Wie messen wir subjektiv Zeit?

Hätten wir keine Uhren und Silvesterverabredungen, würden wir Zeit einerseits an Veränderungen in unserer Umgebung messen, vor allem aber an Signalen unseres eigenen Organismus: Hunger, Durst, Atmung, Müdigkeit, Verdauung, emotionale Impulse wie Unruhe, Angst, Lust. “Das interozeptive System, einschließlich der Inselrinde, vermittelt einen Eindruck von unserem internen organischen Zustand – davon, wie wir uns fühlen. Untersuchungen mit der fMRI Hirnscan-Methode haben gezeigt, dass die Inselrinde die wichtigste Hirnregion ist, wenn es darum geht, Zeitspannen einzuschätzen”, schreibt der Psychologe Marc Wittman in einem Artikel für “Psychology Today”. Je intensiver und aufmerksamer wir unseren Körper oder ein Gefühl erleben, desto länger erscheine uns der Moment dieses Erlebnisses – währenddessen und später im Rückblick.
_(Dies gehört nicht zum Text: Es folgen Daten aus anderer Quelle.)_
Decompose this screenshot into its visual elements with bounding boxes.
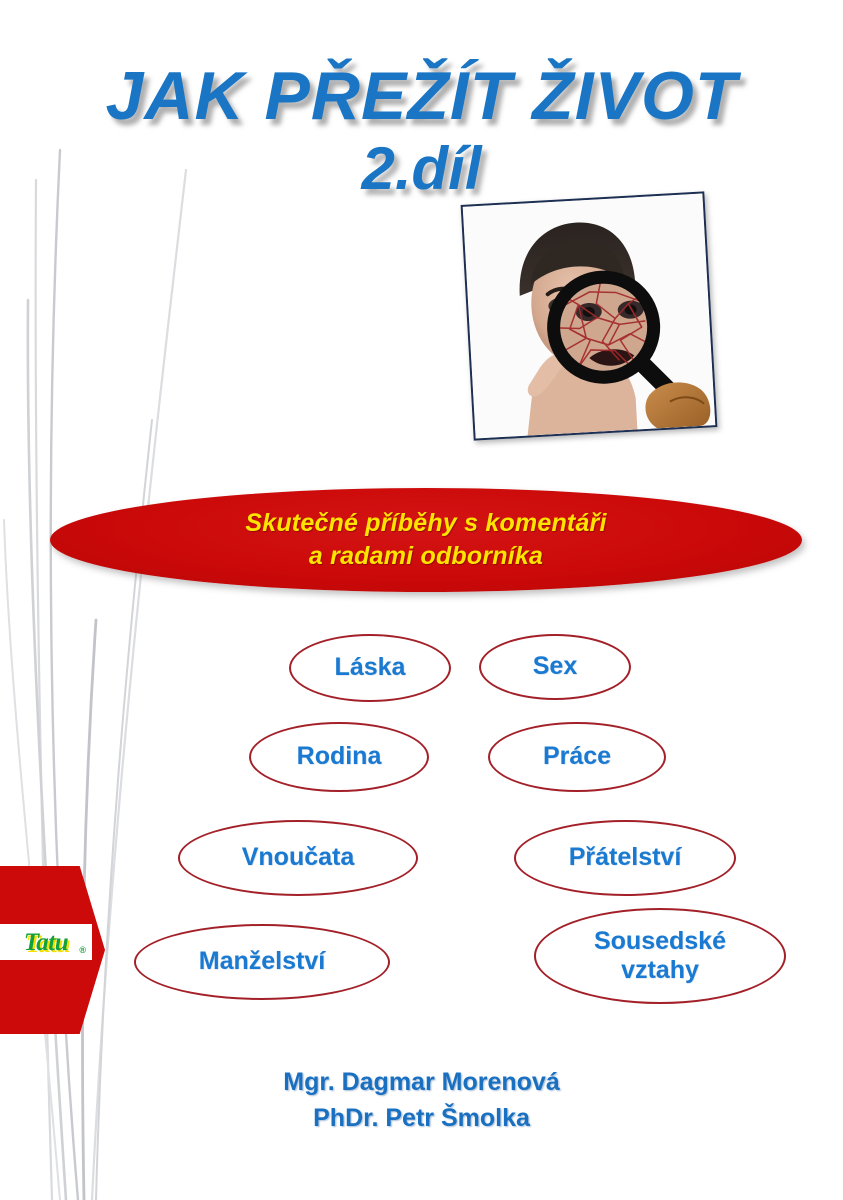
topic-oval-pratelstvi: Přátelství	[514, 820, 736, 896]
magnifier-face-illustration	[463, 193, 716, 438]
banner-text: Skutečné příběhy s komentáři a radami od…	[245, 507, 606, 573]
author-name-2: PhDr. Petr Šmolka	[0, 1100, 843, 1136]
subtitle-banner: Skutečné příběhy s komentáři a radami od…	[50, 488, 802, 592]
topic-label: Sousedské vztahy	[594, 927, 726, 986]
topic-label: Láska	[335, 653, 406, 683]
topic-label: Sex	[533, 652, 577, 682]
page-title: JAK PŘEŽÍT ŽIVOT	[0, 62, 843, 131]
topic-label: Manželství	[199, 947, 325, 977]
title-block: JAK PŘEŽÍT ŽIVOT 2.díl	[0, 62, 843, 200]
book-cover: JAK PŘEŽÍT ŽIVOT 2.díl	[0, 0, 843, 1200]
topic-label: Přátelství	[569, 843, 682, 873]
authors-block: Mgr. Dagmar Morenová PhDr. Petr Šmolka	[0, 1064, 843, 1137]
topic-oval-vnoucata: Vnoučata	[178, 820, 418, 896]
logo-wordmark: Tatu	[24, 930, 68, 955]
topic-label: Práce	[543, 742, 611, 772]
registered-trademark-icon: ®	[79, 945, 86, 955]
author-name-1: Mgr. Dagmar Morenová	[0, 1064, 843, 1100]
topic-oval-sousedske-vztahy: Sousedské vztahy	[534, 908, 786, 1004]
topic-oval-prace: Práce	[488, 722, 666, 792]
publisher-logo: Tatu ®	[0, 866, 105, 1034]
topic-oval-sex: Sex	[479, 634, 631, 700]
topic-oval-rodina: Rodina	[249, 722, 429, 792]
volume-subtitle: 2.díl	[0, 137, 843, 200]
logo-band: Tatu ®	[0, 924, 92, 960]
topic-label: Rodina	[297, 742, 382, 772]
cover-photo	[461, 191, 718, 440]
topic-label: Vnoučata	[242, 843, 355, 873]
topic-oval-manzelstvi: Manželství	[134, 924, 390, 1000]
topic-oval-laska: Láska	[289, 634, 451, 702]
Dass wir unseren Alltag weitestgehend an Uhrzeiten und Terminen ausrichten und dabei selten bewusst auf unseren organischen Rhythmus achtgeben, kann somit eher zu dem Eindruck beitragen, dass uns die Zeit mitunter davonrennt. Doch das ist noch nicht alles.
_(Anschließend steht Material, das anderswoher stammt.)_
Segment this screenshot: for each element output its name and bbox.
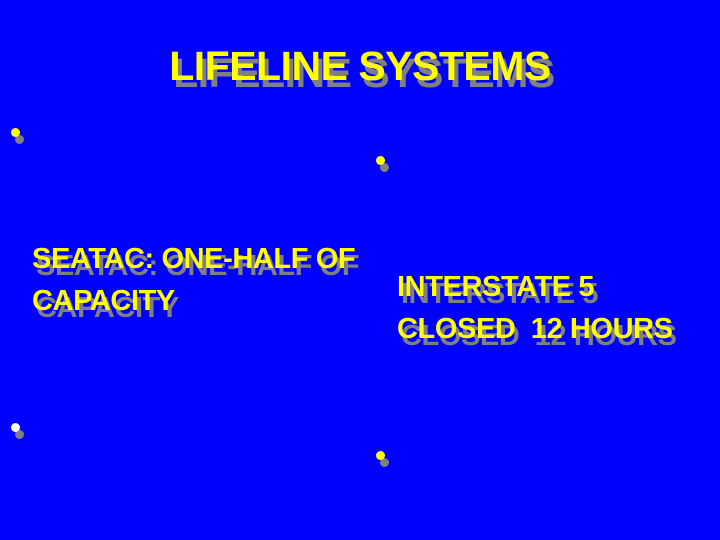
list-item-label: SEATAC: ONE-HALF OF CAPACITY [32, 238, 362, 322]
bullet-list-right: INTERSTATE 5 CLOSED 12 HOURS ALASKAN WAY… [371, 0, 720, 540]
bullet-column-left: SEATAC: ONE-HALF OF CAPACITY COMMUNICATI… [6, 0, 362, 540]
list-item-label: INTERSTATE 5 CLOSED 12 HOURS [397, 266, 720, 350]
bullet-dot-icon [11, 423, 20, 432]
bullet-column-right: INTERSTATE 5 CLOSED 12 HOURS ALASKAN WAY… [371, 0, 720, 540]
list-item-label: COMMUNICATIONS OUT 24 HOURS [32, 533, 362, 540]
bullet-dot-icon [376, 156, 385, 165]
bullet-list-left: SEATAC: ONE-HALF OF CAPACITY COMMUNICATI… [6, 0, 362, 540]
list-item: ALASKAN WAY VIADUCT OPEN-CLOSED-OPEN [371, 435, 720, 540]
bullet-dot-icon [376, 451, 385, 460]
list-item: SEATAC: ONE-HALF OF CAPACITY [6, 112, 362, 406]
bullet-dot-icon [11, 128, 20, 137]
list-item: INTERSTATE 5 CLOSED 12 HOURS [371, 140, 720, 434]
presentation-slide: LIFELINE SYSTEMS SEATAC: ONE-HALF OF CAP… [0, 0, 720, 540]
list-item: COMMUNICATIONS OUT 24 HOURS [6, 407, 362, 540]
“Über den Daumen können wir sagen: Je mehr Veränderung und Abwechslung wir in einer Zeitspanne erfahren, umso länger erscheint sie uns später subjektiv im Rückblick”, schreibt Marc Wittman. Neue Erlebnisse, Aufregung, erste Male – solche Lebenserfahrungen lösen intensive Emotionen in uns aus, fordern uns und füllen unser Gedächtnis. Über eine Woche Urlaub, in der wir alte Schlösser besichtigt, Sonnenuntergänge genossen, Hügel bestiegen haben, können wir noch Jahre später Seiten voll schreiben oder abendfüllende Geschichten erzählen. Eine routinierte Alltagswoche hingegen, die sich allenfalls geringfügig von 80 Prozent der Wochen in unserem Leben unterscheidet, hinterlässt einen weitaus kleineren bleibenden Eindruck in unserem Gedächtnis. In unserer persönlichen Zeitwahrnehmung stellt sie sich uns deshalb als sehr kurze, nahezu leere, kaum existente Zeitspanne dar. Obwohl sie objektiv die gleichen 168 Stunden währte wie unsere abwechslungsreiche, intensive Urlaubswoche.
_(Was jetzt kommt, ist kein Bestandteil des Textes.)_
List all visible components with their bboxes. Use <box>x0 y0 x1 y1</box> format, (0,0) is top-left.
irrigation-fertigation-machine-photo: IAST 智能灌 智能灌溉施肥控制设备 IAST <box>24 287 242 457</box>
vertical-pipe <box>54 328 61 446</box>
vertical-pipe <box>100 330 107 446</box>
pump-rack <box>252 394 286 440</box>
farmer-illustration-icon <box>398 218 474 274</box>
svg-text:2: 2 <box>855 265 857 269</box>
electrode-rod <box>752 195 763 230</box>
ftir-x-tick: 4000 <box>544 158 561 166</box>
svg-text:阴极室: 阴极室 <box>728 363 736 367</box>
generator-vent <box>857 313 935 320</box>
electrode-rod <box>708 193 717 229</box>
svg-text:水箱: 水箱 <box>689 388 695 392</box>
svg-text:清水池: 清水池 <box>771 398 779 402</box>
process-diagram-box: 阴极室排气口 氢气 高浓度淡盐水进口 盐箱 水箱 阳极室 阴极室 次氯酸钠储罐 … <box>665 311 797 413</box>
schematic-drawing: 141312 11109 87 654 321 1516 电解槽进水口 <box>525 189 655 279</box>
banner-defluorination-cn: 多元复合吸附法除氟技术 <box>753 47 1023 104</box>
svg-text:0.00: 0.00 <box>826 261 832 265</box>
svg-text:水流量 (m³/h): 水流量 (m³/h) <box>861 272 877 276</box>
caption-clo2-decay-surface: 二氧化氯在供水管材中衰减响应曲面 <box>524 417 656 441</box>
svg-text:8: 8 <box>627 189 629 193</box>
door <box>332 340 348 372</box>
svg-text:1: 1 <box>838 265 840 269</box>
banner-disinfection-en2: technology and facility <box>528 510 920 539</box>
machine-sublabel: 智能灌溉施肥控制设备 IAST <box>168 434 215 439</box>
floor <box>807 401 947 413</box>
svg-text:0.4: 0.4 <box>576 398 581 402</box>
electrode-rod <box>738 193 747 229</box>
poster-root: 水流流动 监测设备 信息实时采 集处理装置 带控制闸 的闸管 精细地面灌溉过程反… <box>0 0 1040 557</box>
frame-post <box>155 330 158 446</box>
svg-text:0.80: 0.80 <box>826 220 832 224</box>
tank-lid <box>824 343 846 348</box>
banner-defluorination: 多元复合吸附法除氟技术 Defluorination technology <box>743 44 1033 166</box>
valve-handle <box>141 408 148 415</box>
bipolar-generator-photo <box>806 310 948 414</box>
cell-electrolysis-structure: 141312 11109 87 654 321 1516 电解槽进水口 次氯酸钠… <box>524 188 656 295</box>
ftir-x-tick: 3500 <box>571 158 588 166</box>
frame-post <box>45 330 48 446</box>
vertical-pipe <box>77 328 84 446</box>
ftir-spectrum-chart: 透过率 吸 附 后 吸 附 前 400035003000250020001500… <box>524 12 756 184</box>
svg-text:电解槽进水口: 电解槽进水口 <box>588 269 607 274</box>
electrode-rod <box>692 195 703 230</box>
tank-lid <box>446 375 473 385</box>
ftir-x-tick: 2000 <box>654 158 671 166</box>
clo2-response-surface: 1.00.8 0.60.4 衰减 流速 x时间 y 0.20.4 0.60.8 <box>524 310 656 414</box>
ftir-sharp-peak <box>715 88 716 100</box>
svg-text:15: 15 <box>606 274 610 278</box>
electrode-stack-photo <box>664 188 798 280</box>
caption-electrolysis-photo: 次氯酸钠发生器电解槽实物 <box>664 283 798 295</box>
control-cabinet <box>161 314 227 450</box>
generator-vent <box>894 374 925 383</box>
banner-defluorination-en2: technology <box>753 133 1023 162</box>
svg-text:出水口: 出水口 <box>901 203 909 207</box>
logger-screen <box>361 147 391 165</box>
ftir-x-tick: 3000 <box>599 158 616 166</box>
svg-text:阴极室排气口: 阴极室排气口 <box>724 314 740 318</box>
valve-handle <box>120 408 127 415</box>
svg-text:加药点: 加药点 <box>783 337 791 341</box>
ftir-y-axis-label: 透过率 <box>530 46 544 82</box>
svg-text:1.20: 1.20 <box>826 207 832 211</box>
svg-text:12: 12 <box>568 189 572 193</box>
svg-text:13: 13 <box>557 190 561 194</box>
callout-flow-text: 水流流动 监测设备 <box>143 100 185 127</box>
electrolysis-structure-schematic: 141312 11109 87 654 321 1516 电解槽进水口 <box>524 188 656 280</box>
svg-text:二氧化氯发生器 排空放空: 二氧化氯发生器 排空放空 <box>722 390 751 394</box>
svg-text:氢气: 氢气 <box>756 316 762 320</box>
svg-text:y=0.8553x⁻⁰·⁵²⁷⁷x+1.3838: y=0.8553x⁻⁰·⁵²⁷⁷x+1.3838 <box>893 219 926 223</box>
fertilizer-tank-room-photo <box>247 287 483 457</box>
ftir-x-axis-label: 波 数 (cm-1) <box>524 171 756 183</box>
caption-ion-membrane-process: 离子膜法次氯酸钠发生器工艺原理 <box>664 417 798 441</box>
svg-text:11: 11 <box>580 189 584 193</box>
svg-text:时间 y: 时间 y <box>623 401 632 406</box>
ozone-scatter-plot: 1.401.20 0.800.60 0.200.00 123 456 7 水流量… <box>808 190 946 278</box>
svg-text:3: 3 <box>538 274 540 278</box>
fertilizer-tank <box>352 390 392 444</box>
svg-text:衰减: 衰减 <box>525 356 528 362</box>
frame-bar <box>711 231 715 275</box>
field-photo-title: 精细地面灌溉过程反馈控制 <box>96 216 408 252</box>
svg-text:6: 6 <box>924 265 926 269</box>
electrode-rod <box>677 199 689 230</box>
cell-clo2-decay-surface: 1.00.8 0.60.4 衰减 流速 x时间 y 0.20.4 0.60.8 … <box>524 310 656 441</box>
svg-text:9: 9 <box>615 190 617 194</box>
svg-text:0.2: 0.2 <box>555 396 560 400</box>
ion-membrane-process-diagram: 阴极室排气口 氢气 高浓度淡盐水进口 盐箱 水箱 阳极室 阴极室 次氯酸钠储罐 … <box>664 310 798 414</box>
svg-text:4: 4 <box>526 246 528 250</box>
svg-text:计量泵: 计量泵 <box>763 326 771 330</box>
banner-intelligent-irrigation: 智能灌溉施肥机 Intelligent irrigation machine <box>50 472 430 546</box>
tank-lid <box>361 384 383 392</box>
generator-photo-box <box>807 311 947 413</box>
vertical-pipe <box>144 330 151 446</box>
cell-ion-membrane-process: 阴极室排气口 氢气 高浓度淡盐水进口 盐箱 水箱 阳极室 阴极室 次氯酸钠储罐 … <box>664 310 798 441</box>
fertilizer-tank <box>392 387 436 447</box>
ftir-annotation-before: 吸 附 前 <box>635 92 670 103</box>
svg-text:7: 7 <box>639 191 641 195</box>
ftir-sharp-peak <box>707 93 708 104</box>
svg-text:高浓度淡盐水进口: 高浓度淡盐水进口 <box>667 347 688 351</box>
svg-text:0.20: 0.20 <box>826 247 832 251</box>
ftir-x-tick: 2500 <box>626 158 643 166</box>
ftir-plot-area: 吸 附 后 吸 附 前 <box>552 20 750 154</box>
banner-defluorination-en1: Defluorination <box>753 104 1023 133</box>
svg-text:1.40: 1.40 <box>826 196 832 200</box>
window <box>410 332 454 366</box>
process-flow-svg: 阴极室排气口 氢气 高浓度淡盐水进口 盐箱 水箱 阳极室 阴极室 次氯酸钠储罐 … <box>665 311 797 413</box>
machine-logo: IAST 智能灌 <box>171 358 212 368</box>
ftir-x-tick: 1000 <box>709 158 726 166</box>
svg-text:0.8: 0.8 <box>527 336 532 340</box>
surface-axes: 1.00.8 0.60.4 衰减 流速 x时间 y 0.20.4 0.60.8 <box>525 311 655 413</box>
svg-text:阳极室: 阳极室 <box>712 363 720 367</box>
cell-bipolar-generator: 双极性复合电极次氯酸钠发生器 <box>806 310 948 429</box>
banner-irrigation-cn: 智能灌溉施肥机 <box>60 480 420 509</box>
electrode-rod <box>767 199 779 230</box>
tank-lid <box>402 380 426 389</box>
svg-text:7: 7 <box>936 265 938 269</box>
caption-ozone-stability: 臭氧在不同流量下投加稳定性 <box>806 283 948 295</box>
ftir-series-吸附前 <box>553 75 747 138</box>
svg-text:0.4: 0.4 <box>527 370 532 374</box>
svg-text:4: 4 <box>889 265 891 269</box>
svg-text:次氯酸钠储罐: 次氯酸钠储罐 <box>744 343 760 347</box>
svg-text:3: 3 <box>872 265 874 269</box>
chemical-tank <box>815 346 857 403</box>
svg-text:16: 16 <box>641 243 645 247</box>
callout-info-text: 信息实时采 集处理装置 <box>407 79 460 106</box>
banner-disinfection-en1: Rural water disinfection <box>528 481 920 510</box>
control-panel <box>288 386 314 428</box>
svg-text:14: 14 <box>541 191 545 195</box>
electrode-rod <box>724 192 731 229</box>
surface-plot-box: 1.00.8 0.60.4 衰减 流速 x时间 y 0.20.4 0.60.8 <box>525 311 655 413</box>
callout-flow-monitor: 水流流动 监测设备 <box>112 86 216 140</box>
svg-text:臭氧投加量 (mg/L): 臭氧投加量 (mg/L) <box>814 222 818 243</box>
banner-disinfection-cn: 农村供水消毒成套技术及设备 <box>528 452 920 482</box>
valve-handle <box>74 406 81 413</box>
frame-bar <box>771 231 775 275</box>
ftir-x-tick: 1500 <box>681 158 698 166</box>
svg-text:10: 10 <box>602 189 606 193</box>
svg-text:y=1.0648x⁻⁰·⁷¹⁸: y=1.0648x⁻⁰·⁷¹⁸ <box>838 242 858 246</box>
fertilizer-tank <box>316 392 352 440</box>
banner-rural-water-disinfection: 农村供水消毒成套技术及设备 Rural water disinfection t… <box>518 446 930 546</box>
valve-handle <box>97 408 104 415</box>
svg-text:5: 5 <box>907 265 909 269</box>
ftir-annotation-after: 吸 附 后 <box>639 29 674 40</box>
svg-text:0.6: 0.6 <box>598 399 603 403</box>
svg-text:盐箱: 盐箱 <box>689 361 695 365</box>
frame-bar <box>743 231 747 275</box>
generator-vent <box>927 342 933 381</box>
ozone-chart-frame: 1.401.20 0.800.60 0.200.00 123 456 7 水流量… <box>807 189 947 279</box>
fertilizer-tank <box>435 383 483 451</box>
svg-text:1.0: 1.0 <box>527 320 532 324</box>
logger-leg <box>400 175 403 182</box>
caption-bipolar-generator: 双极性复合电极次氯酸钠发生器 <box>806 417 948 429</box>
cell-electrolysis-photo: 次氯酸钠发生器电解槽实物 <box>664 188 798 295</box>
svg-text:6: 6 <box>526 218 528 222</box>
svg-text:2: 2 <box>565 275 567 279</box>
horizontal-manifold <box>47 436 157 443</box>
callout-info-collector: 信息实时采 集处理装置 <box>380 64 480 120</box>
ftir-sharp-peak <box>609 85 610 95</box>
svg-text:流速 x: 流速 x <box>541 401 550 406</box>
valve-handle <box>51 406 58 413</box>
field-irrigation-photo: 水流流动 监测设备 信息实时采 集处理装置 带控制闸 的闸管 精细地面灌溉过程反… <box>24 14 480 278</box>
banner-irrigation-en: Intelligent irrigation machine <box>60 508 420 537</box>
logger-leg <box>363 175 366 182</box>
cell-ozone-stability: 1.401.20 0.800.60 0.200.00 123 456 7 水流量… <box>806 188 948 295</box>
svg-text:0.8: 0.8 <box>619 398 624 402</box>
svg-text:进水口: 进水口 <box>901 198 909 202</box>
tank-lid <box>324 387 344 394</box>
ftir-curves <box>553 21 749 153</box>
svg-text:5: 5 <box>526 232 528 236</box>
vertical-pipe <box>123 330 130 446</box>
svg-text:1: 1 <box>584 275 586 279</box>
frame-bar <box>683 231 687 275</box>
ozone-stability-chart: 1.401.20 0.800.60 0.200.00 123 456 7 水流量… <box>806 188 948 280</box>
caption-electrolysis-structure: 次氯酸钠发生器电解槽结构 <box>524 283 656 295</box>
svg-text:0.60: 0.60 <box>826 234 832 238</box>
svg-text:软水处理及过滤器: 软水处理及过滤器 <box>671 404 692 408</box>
Aus diesem Grund nehme laut Marc Wittman das Gefühl der davonrasenden Zeit bei den meisten Menschen mit dem Alter zu: Während wir als Kind die Welt ganz neu entdecken und fast jeden Tag ein erstes Mal erleben, werden wir mit wachsendem Erfahrungsschatz abgebrühter, schwerer zu begeistern, aufzuregen und zu überraschen. Das hat etwas Angenehmes. Aber es lässt eben zwischen zwei Silvesterpartys manchmal gefühlt nur eine Woche vergehen.

Wird jedes Lebensjahr ohne aufregende Zwischenfälle zwingend für uns kürzer?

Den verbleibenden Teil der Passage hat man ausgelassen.